Due to global competition and advanced manufacturing technology even if you have a great product the competition is likely to come out with one that is just as good or “good enough” in half the time of yesteryear – worse yet it is likely to be cheaper. The reality is – it’s more and more difficult over time to sustain a competitive advantage by product alone.
So the logic goes a sales team must not only be able to sell a competitive advantage; they must be a competitive advantage. They must be skilled enough to bring value by the way they sell, as well as, by what they sell. In today’s market this level of competency is the table stakes for developing a superior sales team.
With all this in mind, lets look at one skill set that is part of the table stakes that is under-emphasized. The skill set in question is the ability to think ahead and reason back – that is given the information you know about the customer and your company’s capabilities, how do you generate and execute a strategy for winning the business?
Consider the following customer scenario….
Customer Scenario. A customer is looking to streamline the number of vendors with whom they work. Let’s assume you are not one of the top two vendors, but the medical device you sell to the hospital is unique – the other vendors do not offer a comparable product. Given this scenario – the challenge is how do you become one of the selected vendors? What is your strategy for the account?
- Strategy 1. One strategy is to attempt to unseat one of the current top two suppliers.
- Strategy 2. A second strategy is based on the assumption that the hospital places a priority on retaining your device and that need can be played up. This strategy assumes you are more likely to be successful focusing on your uniqueness than unseating one of the two top vendors.
Learning Point. Do you proceed under the banner of Strategy 1 or Strategy 2 or is there a Strategy 3? Your choice is big deal. The hospital contacts you call on are different. The resources inside your company that you will leverage will be different. How you craft your value proposition will clearly be different for each of the strategies. And, that is just a short list.

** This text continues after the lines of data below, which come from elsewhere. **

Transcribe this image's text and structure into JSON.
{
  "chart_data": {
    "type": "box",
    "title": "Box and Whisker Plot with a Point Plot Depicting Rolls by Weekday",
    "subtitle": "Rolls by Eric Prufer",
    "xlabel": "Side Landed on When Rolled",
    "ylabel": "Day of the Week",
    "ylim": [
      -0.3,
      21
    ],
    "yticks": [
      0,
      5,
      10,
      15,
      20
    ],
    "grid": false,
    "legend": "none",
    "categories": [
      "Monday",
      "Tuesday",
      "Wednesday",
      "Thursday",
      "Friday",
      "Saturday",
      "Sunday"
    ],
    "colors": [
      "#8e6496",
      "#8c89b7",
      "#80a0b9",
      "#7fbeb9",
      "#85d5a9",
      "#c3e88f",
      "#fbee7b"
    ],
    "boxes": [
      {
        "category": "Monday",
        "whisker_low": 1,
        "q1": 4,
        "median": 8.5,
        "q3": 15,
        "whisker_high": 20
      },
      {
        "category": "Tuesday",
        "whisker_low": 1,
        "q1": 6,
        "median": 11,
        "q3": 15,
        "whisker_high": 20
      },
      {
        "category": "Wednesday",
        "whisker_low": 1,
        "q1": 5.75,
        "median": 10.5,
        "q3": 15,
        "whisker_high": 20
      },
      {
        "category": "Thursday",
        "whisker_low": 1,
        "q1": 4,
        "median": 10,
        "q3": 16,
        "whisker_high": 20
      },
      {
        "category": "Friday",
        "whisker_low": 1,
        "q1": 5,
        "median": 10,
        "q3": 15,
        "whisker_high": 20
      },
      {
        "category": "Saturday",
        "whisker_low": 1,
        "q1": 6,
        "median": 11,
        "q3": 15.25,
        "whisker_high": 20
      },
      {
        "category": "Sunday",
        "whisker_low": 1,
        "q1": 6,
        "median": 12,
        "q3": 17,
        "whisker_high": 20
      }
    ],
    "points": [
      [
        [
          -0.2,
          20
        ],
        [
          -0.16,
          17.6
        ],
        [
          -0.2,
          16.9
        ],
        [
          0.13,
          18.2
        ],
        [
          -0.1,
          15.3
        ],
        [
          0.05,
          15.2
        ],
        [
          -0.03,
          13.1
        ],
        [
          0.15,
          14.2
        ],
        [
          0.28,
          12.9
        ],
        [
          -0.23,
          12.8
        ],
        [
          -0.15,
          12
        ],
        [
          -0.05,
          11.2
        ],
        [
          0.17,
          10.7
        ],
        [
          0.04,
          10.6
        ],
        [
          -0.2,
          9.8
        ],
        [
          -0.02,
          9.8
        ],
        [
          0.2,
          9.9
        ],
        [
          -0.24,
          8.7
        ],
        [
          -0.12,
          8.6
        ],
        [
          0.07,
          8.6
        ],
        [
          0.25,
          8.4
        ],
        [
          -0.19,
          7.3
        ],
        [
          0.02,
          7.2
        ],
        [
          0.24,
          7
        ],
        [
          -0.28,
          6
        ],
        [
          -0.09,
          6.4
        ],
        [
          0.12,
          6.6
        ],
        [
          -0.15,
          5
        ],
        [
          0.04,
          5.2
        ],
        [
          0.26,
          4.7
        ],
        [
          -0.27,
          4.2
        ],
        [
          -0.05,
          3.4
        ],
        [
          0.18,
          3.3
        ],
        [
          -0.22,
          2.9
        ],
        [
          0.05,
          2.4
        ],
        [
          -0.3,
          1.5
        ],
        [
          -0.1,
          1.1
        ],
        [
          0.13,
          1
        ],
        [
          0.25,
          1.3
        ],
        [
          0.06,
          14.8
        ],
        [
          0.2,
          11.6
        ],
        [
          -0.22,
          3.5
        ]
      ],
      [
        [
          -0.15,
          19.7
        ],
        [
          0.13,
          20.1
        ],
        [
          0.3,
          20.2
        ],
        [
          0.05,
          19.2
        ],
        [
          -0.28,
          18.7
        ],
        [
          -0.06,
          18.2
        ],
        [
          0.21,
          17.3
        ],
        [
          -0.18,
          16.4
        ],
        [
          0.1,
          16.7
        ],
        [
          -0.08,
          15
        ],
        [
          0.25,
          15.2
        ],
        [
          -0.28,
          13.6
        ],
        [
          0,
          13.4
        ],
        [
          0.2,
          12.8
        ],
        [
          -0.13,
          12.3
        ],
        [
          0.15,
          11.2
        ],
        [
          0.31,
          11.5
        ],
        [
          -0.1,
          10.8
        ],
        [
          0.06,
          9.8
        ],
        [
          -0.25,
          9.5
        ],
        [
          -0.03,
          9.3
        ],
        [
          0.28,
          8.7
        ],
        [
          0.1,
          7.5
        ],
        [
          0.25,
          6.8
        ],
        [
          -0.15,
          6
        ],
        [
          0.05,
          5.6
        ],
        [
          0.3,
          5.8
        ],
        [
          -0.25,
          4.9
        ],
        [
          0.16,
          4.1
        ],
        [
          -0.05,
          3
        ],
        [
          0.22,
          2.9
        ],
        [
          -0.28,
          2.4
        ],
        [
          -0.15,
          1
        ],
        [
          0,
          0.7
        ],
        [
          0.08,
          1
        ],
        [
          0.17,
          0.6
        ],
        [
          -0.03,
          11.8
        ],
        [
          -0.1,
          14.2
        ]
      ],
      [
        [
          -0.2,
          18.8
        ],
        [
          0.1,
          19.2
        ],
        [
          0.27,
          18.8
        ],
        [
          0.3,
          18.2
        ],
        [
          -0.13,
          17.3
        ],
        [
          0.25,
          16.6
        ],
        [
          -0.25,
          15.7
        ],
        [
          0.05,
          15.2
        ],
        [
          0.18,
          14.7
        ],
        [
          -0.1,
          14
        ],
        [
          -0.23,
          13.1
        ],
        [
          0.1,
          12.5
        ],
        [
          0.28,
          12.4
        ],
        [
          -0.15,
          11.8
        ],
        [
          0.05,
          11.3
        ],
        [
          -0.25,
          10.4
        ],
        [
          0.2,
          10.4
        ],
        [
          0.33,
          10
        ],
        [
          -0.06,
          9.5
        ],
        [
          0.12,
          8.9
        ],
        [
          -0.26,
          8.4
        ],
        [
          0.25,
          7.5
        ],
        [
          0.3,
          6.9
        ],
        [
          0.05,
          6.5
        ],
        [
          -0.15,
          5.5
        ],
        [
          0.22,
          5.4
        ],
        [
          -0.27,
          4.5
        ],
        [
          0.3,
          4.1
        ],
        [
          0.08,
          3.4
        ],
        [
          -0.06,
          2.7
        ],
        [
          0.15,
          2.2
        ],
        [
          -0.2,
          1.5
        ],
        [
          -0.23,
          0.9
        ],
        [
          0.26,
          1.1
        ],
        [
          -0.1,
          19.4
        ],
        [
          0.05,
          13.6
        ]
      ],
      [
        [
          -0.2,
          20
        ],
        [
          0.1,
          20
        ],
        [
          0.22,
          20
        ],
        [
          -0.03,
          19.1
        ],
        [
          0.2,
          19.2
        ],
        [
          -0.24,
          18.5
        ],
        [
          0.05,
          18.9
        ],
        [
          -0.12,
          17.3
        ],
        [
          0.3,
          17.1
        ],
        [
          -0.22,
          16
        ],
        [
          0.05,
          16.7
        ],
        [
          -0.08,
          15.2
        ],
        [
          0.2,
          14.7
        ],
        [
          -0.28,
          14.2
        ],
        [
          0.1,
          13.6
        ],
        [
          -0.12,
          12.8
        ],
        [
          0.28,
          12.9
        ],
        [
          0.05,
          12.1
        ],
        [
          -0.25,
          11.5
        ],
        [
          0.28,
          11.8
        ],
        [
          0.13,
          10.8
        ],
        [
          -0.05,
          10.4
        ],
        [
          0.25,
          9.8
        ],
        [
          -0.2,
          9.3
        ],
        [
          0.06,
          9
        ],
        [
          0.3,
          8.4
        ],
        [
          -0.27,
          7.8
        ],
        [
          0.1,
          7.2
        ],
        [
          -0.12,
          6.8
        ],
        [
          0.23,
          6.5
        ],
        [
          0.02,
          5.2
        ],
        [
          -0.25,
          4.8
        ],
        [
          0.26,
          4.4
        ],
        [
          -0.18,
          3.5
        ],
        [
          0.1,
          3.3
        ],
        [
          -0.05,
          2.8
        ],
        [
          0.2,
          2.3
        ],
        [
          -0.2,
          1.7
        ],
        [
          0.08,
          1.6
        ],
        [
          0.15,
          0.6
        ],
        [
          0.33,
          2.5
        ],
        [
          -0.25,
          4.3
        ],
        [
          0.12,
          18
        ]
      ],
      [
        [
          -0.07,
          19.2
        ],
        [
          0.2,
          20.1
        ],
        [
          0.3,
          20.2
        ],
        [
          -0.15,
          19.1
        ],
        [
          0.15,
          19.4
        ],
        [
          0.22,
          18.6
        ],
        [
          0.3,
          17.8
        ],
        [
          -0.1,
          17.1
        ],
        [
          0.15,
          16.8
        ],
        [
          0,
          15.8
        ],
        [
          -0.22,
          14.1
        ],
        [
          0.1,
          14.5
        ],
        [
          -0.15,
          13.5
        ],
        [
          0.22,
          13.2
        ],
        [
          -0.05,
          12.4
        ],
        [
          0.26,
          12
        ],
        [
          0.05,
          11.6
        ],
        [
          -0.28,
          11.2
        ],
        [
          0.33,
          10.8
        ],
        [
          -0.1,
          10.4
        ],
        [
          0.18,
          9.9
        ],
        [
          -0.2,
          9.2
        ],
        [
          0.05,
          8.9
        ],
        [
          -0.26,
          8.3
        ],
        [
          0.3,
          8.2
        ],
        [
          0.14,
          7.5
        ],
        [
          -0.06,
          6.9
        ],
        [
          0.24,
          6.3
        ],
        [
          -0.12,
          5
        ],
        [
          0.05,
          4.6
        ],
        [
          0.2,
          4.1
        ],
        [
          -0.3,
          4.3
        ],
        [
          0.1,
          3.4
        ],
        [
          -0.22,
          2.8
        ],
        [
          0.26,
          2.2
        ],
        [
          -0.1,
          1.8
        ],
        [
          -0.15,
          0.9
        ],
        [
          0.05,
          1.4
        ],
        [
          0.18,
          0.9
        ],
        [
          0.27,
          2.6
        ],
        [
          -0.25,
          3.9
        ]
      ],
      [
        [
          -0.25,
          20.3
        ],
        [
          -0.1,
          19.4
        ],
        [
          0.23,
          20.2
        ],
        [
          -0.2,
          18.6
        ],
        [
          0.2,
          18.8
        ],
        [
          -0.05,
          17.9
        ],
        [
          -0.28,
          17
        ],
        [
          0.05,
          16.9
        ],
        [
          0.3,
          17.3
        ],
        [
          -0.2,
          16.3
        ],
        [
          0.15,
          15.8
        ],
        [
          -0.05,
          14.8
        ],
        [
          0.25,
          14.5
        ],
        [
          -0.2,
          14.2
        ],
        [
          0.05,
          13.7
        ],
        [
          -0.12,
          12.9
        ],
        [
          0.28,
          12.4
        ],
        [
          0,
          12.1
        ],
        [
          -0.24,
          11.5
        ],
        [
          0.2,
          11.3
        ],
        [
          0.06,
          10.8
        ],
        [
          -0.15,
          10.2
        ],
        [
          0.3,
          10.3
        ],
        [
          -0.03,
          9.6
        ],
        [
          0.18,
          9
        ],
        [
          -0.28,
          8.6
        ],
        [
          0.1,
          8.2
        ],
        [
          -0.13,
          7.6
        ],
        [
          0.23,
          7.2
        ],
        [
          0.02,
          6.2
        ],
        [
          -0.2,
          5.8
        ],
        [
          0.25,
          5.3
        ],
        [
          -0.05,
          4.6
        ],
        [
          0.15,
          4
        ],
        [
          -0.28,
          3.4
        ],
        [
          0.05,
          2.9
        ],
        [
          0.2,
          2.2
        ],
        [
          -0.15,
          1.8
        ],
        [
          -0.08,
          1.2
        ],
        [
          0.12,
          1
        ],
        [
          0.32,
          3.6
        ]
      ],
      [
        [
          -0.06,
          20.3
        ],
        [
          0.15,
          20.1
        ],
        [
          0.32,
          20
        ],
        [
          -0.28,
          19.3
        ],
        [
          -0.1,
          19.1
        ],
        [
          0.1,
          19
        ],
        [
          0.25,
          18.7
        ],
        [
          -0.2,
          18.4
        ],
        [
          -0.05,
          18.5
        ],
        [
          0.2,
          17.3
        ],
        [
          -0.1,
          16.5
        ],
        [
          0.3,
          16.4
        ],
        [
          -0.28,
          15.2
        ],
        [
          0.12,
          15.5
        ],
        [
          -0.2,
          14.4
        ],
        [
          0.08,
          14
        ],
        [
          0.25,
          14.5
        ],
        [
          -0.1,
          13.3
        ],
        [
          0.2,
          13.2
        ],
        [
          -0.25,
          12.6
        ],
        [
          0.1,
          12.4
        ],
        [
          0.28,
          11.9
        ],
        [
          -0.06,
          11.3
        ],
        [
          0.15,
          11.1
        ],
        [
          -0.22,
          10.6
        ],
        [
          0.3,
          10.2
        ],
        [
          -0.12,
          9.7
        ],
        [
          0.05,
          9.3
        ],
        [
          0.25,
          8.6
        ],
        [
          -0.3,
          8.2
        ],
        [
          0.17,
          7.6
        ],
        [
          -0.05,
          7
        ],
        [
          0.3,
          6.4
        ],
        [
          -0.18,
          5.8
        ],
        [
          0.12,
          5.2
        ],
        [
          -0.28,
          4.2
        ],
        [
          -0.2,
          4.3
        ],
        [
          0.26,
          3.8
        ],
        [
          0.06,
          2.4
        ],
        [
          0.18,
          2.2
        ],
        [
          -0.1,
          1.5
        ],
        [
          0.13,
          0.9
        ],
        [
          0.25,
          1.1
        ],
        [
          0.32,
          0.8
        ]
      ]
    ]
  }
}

There are almost always alternative strategies for pursuing a major piece of business in a B2B account. The question is do you take the time and effort to think through and evaluate the alternative options. Our observation has been too few sales reps do the preparation and planning required generating and evaluating the alternative strategies.
In the heat of the moment and under the obvious time pressures sales reps must work, they either simply do what they did last time to win that type of business or start making sales calls with no particular strategy in mind or they label the account as unwinnable and walk away to spend their time elsewhere.
The take away is – when selling in major accounts you need to think and act strategically. Working hard but only planning one call at a time with no strategy to provide guidance is a great way to consistently come in second.